И как ни странно, ответ этот нашел полное понимание у госпожи Игнеры. Прочие гномы слушали, смотрели… и запоминали все.
Сплетничать, небось, будут.
Пускай себе.
– А это? – госпожа Игнера указала на маншула, который стоял тихонько, только хвост слегка подрагивал.
– А это наш котик… – Грета выдержала взгляд потенциальной свекрови. – Моя сестра его сама сделала.
– Сделала? – а вот и новое старое лицо, тот самый советник в алом балахоне.
Колпак его слегка сполз, отчего вид у советника сделался не столько грозный, сколько несколько дурковатый. Сказать, что ли?
Или обидится?
– Юся – некромант, – Грета посмотрела на меня умоляюще. И я кивнула. Как есть некромант. Даже диплом имеется… где-то.
– Некромант – это хорошо… – советник поскреб лоб, намечающуюся лысинку и произнес этак, доверительно: – У нас в пятой шахте чегой-то шебуршится…
…и в этот момент я явственно осознала, что следовало остаться дома.
Нет, нас препроводили не в пятую шахту, ибо шубуршание шубуршанием, а порядок приема гостей, пусть и не самых желанных, был установлен. Нас ждали комнаты – крохотные коморки, в которых и коту-то тесно будет, не говоря уже о людях, но может, на Северном кряже всех гостей так встречали? Главное, здесь было тепло, сухо и ничего – я проверила – не шубуршалось.
Остальное же…
– Может, все-таки домой? – поинтересовалась я, глядя, как Грета пытается запихнуть чемоданы под низенькую кровать. Впрочем, назвать кроватью настил из досок, на который бросили тонкий соломенный матрасик и прикрыли это сооружение простыночкой, к счастью, чистой, язык не поворачивался. Чемоданы не лезли. Грета злилась.
И расстраивалась.
– Не выпустят, – Эль отобрал чемодан и поставил его в угол. А на него – второй и третий. Это он ловко придумал, получился этакий комод… почти.
Открыть не откроешь, но если Грета про подарки заикнется, то я сама ей шляпную коробку с гребешками на голову надену.
– Почему?
– Потому что тогда у нас будет повод заявить о недостаточном гостеприимстве.
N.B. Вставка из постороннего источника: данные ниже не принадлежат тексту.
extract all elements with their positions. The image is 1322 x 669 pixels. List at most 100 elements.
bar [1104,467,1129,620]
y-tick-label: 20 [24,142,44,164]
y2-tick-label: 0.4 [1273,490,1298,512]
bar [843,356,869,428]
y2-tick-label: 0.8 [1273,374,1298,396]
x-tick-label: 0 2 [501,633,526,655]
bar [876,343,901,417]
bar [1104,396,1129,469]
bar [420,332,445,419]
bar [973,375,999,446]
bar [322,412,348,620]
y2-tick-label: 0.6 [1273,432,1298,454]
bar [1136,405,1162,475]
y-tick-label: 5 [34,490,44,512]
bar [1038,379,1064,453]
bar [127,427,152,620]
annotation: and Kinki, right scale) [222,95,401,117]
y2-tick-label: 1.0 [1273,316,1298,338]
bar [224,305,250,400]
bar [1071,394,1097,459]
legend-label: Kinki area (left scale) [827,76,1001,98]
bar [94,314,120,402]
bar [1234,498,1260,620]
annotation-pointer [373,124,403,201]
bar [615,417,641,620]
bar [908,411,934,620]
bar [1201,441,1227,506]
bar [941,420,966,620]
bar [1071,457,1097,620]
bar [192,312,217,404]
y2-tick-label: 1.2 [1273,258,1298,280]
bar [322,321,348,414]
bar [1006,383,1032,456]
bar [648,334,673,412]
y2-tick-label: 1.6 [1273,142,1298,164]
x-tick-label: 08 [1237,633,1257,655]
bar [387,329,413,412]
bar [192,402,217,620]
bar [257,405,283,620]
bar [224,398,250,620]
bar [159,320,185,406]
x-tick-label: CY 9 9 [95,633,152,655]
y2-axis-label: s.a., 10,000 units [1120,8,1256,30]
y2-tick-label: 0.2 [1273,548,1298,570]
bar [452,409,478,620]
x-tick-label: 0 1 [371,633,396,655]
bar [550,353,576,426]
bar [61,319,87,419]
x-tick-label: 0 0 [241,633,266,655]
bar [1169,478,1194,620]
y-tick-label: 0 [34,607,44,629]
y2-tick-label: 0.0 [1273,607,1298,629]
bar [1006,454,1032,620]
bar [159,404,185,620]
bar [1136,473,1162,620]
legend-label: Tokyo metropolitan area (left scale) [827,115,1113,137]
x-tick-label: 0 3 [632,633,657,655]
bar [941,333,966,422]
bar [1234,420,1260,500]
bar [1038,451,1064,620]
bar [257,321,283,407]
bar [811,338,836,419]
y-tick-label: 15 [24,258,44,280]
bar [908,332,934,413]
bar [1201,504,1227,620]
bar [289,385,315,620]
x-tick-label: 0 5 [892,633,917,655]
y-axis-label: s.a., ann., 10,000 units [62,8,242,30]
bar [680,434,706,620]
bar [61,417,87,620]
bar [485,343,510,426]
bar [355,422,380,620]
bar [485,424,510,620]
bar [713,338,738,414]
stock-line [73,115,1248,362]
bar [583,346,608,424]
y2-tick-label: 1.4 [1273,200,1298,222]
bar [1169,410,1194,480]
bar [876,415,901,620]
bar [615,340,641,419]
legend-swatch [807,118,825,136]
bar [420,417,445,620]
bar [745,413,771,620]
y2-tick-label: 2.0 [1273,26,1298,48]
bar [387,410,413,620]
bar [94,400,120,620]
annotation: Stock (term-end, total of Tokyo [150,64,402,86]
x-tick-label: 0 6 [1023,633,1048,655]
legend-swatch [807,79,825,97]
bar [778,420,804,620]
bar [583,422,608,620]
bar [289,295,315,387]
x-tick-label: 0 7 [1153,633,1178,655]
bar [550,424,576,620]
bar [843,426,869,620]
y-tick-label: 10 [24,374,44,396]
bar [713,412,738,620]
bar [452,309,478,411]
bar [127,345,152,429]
И подать иск.
– Это как? – мысль об иске показалась донельзя свежей. Хотя, конечно, отсудить у гномов хотя бы медяшку, это постараться надо.
– Некогда сам Тадеуш Бронзовый топор, восьмой король Подгорный, соизволил путешествовать по своим владениям инкогнито. И прием ему оказали не самый теплый. После чего и появился на свет известный в узких кругах свод Закона о гостеприимстве, – пояснил Эль, озираясь.